We all want to model success. We seek intelligent imitation of our heroes: Buffett, Munger, Gates, etc. Right down to their morning routines, and even as far as what they ate for breakfast. We especially want to know what they’re reading. Anything for that edge. Yet, even with our heroes, we can point to a pivotal moment easily described as random luck. For instance, when a 20 year old Warren Buffett came to Washington, DC to visit GEICO. Buffett arrived in Washington on a Saturday morning and found the doors locked. He pounded on the door, and finally a janitor let him in. There he met Lorimer Davidson, who answered all Buffett’s questions on the insurance business in general and the competitive advantage of GEICO in particular. Buffett says that afternoon changed his life. And the rest, as they say, is history. Would Buffett still be Buffett without this twist of fate?

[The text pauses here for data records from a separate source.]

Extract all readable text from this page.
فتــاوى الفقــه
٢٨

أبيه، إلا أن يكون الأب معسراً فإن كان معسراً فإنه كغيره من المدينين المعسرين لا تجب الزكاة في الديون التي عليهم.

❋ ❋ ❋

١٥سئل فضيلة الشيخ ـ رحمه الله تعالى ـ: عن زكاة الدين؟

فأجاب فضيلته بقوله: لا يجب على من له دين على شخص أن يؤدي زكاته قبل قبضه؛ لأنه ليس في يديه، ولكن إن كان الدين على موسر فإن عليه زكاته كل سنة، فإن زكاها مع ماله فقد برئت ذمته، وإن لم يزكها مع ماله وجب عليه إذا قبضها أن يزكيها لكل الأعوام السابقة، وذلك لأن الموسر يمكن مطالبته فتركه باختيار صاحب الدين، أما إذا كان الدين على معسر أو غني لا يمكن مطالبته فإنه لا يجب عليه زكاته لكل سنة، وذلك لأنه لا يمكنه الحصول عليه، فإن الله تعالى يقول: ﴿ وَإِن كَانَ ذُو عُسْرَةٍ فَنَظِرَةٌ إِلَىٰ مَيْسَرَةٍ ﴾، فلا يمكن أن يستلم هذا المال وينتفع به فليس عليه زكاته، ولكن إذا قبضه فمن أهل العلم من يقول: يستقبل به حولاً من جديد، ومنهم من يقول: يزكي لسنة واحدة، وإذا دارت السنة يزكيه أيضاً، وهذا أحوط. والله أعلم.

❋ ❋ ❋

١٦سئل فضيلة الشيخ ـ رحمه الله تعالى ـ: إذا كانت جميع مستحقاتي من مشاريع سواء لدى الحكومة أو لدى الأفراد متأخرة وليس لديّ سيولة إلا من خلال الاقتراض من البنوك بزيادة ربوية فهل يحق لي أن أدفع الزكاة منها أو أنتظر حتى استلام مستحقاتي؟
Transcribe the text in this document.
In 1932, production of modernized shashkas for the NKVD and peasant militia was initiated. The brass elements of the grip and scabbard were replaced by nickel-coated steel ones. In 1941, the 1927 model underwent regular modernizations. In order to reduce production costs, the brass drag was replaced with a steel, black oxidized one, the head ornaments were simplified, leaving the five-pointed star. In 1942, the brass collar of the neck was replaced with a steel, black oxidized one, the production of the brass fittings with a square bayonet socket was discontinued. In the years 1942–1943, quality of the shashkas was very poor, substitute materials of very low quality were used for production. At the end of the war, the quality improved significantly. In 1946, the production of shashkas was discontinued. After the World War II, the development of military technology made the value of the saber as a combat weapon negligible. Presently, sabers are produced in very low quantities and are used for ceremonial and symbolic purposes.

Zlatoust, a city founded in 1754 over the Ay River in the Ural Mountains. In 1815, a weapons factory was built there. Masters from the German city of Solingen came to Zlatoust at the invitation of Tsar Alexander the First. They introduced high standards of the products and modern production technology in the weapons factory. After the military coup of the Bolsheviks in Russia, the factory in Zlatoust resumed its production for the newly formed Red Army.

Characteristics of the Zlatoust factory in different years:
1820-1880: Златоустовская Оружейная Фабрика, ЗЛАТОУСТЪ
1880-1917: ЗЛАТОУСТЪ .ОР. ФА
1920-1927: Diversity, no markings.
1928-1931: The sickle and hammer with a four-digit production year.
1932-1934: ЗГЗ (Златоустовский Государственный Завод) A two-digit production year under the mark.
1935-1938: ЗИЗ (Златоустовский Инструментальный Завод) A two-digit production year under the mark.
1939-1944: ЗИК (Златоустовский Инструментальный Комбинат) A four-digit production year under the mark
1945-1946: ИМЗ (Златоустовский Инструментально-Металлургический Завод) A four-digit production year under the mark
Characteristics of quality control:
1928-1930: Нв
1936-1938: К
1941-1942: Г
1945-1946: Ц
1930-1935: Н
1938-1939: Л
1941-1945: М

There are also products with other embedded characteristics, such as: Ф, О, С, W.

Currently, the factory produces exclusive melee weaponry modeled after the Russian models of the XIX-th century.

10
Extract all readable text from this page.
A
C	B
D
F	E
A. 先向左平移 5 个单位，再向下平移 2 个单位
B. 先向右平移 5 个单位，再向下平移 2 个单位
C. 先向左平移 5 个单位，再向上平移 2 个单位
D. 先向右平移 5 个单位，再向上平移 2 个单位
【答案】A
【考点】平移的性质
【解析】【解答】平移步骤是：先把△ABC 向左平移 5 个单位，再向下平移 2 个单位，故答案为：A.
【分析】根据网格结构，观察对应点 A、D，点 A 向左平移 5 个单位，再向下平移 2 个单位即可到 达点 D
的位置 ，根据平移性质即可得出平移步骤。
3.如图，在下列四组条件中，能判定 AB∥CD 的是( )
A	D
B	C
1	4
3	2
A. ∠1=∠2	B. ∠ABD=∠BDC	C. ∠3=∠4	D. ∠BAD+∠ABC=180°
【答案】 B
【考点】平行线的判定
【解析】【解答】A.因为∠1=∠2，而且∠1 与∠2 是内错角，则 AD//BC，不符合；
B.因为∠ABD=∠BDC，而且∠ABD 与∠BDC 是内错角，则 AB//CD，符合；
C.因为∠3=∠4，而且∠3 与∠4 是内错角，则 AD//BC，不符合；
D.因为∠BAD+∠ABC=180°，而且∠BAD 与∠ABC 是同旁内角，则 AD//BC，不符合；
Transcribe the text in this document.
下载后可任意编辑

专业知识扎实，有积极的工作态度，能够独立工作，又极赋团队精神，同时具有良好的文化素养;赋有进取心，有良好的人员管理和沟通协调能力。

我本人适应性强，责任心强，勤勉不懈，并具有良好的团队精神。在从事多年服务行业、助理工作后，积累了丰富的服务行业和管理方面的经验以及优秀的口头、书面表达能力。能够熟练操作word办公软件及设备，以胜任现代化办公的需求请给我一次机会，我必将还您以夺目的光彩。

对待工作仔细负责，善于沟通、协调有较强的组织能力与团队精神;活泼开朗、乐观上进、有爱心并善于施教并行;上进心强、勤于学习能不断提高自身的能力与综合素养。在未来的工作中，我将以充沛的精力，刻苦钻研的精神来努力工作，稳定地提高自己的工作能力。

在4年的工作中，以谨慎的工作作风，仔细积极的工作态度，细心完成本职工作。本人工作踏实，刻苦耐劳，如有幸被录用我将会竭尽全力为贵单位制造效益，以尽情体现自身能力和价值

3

Yet we still seek a blueprint. We want to believe there is a system or process that will improve our own odds of success. I was at the Casino in the Kempinski Hotel, Djibouti. I’d never gambled before. I observed a guy sitting at the bar who would go over to the roulette table and drop down $500 and walk away with $1,000. He did this time and time again, all through the night. So, naturally I asked him about it. He said he’d wait for five reds or blacks in a row and then swoop in and bet $500 on the opposite color. If he lost, he’d double down. He claimed it never went over the same color seven or eight times in a row. He was always a winner eventually. Over the course of the following week I managed to turn $800 into $3,200 using his ‘system’. I was beyond delighted. I shared my new formula with an acquaintance who happened to have been the Captain of a Navy Nuclear Submarine. In other words, a really smart guy. He explained regardless of how many times a color came up, the next spin was always 50/50. The odds didn’t change. (Well, slightly less since there was a green 0 and 00) Needless to say, my system wasn’t a system at all, and I never gambled again.

This was luck, pure and simple. Luck that I made some money, and luck that I ran into a guy who could explain to me why the system wouldn’t work long term.

But that’s just gambling. Surely we can model success in the business and investing world, right? We’ve got some compelling research out there. In Search of Excellence, Good to Great, and other books like the Outsiders. This illusion too was shattered in a paper by Mumtaz Ahmed, Michael Raynor and Andrew Henderson called “A Random Search for Excellence” To illustrate, they use a story from MIT Professor Rebecca Henderson, which shows how easily our intuition can be fooled. She begins her course in strategic management by asking all the students in the room to stand up. She then ask each of them to toss a coin: if the toss comes up “tails” they are to sit down, but if it comes up “heads” they are to remain standing. Since there are around 70 students in the class, after six or seven rounds there is only one student left standing. With the appropriate theatrics, she approaches the student and says “HOW DID YOU DO THAT??!! SEVEN HEADS IN A ROW!! Can I interview you in Fortune? Is it the T- shirt? Is it the flick of the wrist? Can I write a case study about you? …

So, if it’s all just random luck, should we just throw in the towel? Let the chips fall where they may? No. We plod on. One foot in front of the other. My plan is to acquire pieces of great businesses at a fair price and hold on for the long term. And maybe luck will find us. As Jim O’Shaughnessy says, long term thinking is the closest thing to a superpower and investor can have.